Question

A wire of length L meter carrying a current of I ampere is bent in the form of a circle, its magnetic moment will be
A. \[\dfrac{{iL}}{{4\pi }}\\ \]
B. \[\dfrac{{i{L^2}}}{{4\pi }}\\ \]
C. \[\dfrac{{{i^2}{L^2}}}{{4\pi }}\\ \]
D. \[\dfrac{{{i^2}L}}{{4\pi }}\\ \]

Answer 1

Hint:
The magnetic moment for a current-carrying loop is given as \[{\mu _m} = i.A\], where \[i\] is the current flowing in the loop and \[A\] is the area of the loop.
In this question, a wire of length L is given, which is further be bent to form a circular loop, so we can say the circumference of the loop will be equal to the length of the wire which is to be bent, then we find the radius of the loop from which we calculate the magnetic moment.

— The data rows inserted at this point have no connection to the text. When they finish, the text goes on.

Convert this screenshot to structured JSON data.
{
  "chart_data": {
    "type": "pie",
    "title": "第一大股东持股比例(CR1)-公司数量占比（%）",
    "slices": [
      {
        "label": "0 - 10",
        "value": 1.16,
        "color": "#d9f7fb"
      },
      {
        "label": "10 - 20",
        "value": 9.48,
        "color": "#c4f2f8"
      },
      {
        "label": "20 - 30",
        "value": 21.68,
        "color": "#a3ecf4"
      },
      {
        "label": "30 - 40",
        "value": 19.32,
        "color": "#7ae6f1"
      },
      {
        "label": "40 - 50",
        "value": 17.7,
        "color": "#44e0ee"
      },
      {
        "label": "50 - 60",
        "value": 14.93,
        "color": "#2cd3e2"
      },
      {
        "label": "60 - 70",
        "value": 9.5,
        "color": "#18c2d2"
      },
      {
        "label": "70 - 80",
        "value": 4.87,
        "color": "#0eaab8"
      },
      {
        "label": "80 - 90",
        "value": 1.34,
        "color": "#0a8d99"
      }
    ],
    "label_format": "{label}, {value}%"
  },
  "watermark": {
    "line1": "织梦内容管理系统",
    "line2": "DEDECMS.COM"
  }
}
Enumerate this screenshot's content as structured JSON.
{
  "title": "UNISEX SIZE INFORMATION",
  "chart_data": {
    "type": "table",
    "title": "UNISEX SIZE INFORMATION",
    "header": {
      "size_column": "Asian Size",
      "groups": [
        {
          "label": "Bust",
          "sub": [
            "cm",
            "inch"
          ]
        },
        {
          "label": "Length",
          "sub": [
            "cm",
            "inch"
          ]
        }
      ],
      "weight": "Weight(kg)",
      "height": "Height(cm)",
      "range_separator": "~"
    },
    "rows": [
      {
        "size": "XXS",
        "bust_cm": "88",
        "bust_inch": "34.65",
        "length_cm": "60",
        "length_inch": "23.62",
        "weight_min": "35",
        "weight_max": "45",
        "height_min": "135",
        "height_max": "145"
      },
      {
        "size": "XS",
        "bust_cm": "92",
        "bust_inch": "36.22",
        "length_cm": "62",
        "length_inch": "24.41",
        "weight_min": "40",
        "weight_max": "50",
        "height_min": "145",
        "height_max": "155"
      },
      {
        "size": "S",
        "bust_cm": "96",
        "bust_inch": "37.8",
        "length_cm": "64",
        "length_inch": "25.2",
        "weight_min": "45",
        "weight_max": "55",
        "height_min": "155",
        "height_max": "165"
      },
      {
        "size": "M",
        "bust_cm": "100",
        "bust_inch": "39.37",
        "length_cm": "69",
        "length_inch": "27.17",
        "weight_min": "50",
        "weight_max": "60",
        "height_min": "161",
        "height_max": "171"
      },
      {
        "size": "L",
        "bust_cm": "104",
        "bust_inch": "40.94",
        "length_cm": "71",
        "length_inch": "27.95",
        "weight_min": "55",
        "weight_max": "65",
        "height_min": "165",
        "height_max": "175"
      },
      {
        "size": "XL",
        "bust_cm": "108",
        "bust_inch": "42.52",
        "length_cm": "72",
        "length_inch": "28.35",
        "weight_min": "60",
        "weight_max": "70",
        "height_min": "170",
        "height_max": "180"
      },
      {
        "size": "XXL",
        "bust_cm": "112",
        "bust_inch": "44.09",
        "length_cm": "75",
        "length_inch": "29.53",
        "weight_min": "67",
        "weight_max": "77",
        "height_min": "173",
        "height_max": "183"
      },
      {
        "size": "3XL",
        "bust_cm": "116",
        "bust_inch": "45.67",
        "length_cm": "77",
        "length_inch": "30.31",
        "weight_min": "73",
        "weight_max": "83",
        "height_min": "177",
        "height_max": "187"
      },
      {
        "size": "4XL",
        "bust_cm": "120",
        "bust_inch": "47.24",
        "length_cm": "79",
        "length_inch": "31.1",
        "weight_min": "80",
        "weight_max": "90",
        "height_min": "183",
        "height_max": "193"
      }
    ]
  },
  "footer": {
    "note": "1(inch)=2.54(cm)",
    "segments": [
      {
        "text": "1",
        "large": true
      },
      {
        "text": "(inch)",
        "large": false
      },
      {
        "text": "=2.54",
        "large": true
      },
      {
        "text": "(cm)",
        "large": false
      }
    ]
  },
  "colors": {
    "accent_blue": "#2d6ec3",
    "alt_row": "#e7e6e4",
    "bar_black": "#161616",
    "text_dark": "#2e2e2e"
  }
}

Complete step by step solution:
Given the length of the wire is L meter, which is then bent to form a circle, we know that the circumference of a circle is given as \[C = 2\pi r\]; hence we can say
\[L = 2\pi r - - (i)\]
This can be further written in the form of the radius of the circle as
\[r = \dfrac{L}{{2\pi }} - - (ii)\]

As we know, if the circulating current is \[i\]and the area enclosed by the current is \[A\] , then the magnetic moment \[{\mu _m}\] due to the circular coil will be
\[{\mu _m} = i.A - - (iii)\]
Now we can further write equation (iii) as
\[{\mu _m} = i.\pi .{r^2}\]
Where the value of radius \[r = \dfrac{L}{{2\pi }}\] from equation (ii), so we can write
\[{\mu _m} = i.\pi .{\left( {\dfrac{L}{{2\pi }}} \right)^2}\]
Now by further solving this, we get
\[
  {\mu _m} = i.\pi .\dfrac{{{L^2}}}{{4{\pi ^2}}} \\
   = \dfrac{{i.{L^2}}}{{4\pi }} \\
 \]
Hence the magnetic moment of the wire bent in the form of a circle is \[ = \dfrac{{i.{L^2}}}{{4\pi }}\]

Option (B) is correct

Note:
Students must know that whenever a material having some length to is bent to form a circular loop the circumference of the loop will be equal to the length of material.